引き金 / 匂い

 匂いは五感が認識するものの中で最も他者に伝えにくいものだと思う。

 

 

 例えば視覚が認知する風景は写真に閉じ込めることができる。聴覚が捉える音は録音できるし、鼻歌なり楽器なり、その”音”を再生する方法はいくらでもある。その音がメロディであるなら、今の時代、SHAZAMで曲名を認識し、YouTubeで検索し、聴かせればいい。触覚はそもそも物体の”触り心地”の数自体が少ないし、「固い」「柔らかい」「ざらざら」「ぬめぬめ」など、言語化しやすい。味覚――味覚も厳密には伝えづらいけれど、なんとなくいけそうじゃない?そんなに人に伝えにくいほど変な食べ物は日常生活で口にしないし、「食レポ」もよっぽど語彙力のないタレントでない限り、大体伝わるし。というかそもそもそんなに本気で”匂いの伝えづらさ”を論じたかったわけではないので、あんまり深くツッコまないで!ほしい。そしてもちろん、もし好きな洗剤や香水の匂いを伝えたいのだとしたら、その匂い自体をその場に持ち込み、漂わせればよいのだから容易い。けれど、ここでいう”匂い”はそういう画一化された匂いではないのだ。

 

 

 匂い。夕立の後、大気に湿気の重みが残り、新緑の気が際立ち、地面が甘いような饐えたような香りを放つ、匂い。古い木造の建物の、木が時間を沁み込んだような埃っぽいけれど、どこか落ち着く素朴な匂い。クリスマスの朝、プレゼントの包装紙を破るときの、否が応でも期待を煽られる紙とインクの織り成す人工的な新品の匂い。「少しずつ空気に薄荷が交じり始める」という、晩夏の気配をそのまま言葉に封じ込めた三島由紀夫の美文があるけれど、これは匂いというより全体的な感覚かな。いつか、そういう、個々人の多種多様な嗅覚が好む、世の中に溢れる名状しがたい美しい匂いを捕え、いつでも味わえる、そしてそのままの感度で誰かに伝えられる日は来るのだろうか。

 

 

 なぜ急に匂いが気になったかというと、今、自宅の2階のトイレの芳香剤の匂いを嗅ぐたびに、何かの記憶を思い出しそうになるのだが、それが何なのかどうしても思い出せないのだ。
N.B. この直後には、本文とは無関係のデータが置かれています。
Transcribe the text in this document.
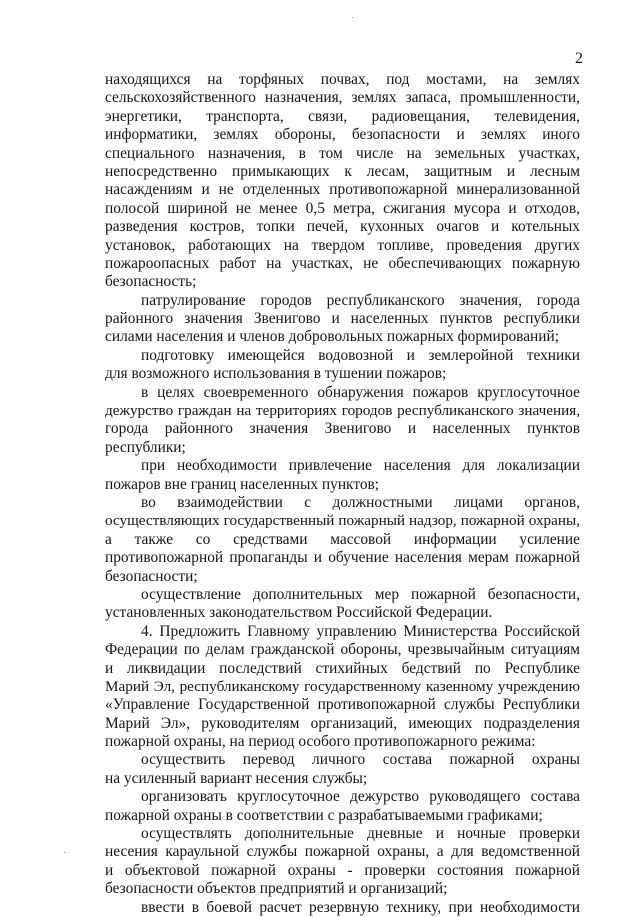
2
находящихся на торфяных почвах, под мостами, на землях
сельскохозяйственного назначения, землях запаса, промышленности,
энергетики, транспорта, связи, радиовещания, телевидения,
информатики, землях обороны, безопасности и землях иного
специального назначения, в том числе на земельных участках,
непосредственно примыкающих к лесам, защитным и лесным
насаждениям и не отделенных противопожарной минерализованной
полосой шириной не менее 0,5 метра, сжигания мусора и отходов,
разведения костров, топки печей, кухонных очагов и котельных
установок, работающих на твердом топливе, проведения других
пожароопасных работ на участках, не обеспечивающих пожарную
безопасность;
патрулирование городов республиканского значения, города
районного значения Звенигово и населенных пунктов республики
силами населения и членов добровольных пожарных формирований;
подготовку имеющейся водовозной и землеройной техники
для возможного использования в тушении пожаров;
в целях своевременного обнаружения пожаров круглосуточное
дежурство граждан на территориях городов республиканского значения,
города районного значения Звенигово и населенных пунктов
республики;
при необходимости привлечение населения для локализации
пожаров вне границ населенных пунктов;
во взаимодействии с должностными лицами органов,
осуществляющих государственный пожарный надзор, пожарной охраны,
а также со средствами массовой информации усиление
противопожарной пропаганды и обучение населения мерам пожарной
безопасности;
осуществление дополнительных мер пожарной безопасности,
установленных законодательством Российской Федерации.
4. Предложить Главному управлению Министерства Российской
Федерации по делам гражданской обороны, чрезвычайным ситуациям
и ликвидации последствий стихийных бедствий по Республике
Марий Эл, республиканскому государственному казенному учреждению
«Управление Государственной противопожарной службы Республики
Марий Эл», руководителям организаций, имеющих подразделения
пожарной охраны, на период особого противопожарного режима:
осуществить перевод личного состава пожарной охраны
на усиленный вариант несения службы;
организовать круглосуточное дежурство руководящего состава
пожарной охраны в соответствии с разрабатываемыми графиками;
осуществлять дополнительные дневные и ночные проверки
несения караульной службы пожарной охраны, а для ведомственной
и объектовой пожарной охраны - проверки состояния пожарной
безопасности объектов предприятий и организаций;
ввести в боевой расчет резервную технику, при необходимости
何となく、小学5年生頃、夏の記憶らしい。「この匂い、どこかで嗅いだことがある!」というやつ。小学5年生の夏、ひたすらトイレに籠っており、そのときと同じ芳香剤、みたいなオチだとしても、なぜその匂いが鮮烈に記憶のトリガーになっているのかが謎である。「シャボン」だの「ラベンダー」だの、何かしらの匂いの名称がその芳香剤にもついているのだろうが、具体的に説明しづらい匂い。トイレの芳香剤の交換スパンがどの程度なのかは知らないが、しばらくの間、そのトイレに足を踏み入れるたびに過去のある位相に嗅覚だけ取り残されたような不思議な感覚に陥りそうだ。

 

 

 ……なんて感じで記事を終えようと思っていたのだが、小部屋の化学的な匂いの組成が変化してしまったのか、昨日からトイレに入っても、その”思い出せそうで思い出せない記憶を呼び起こす匂い”が少し変化してしまって、記憶の引き金の役割を果たさなくなった。何の変哲もない「柑橘系の」匂いになってしまった。もちろん同じ芳香剤である。もし、その”記憶のトリガーの芳香剤”の匂いを捕えられたなら、その匂いを嗅ぐたびに思い出せそうで思い出せない記憶にもやもやさせられたのだろうか。何だか何が書きたいのかよく分からなくなってきたのでここらで文を閉じるが、僕は匂いフェチです。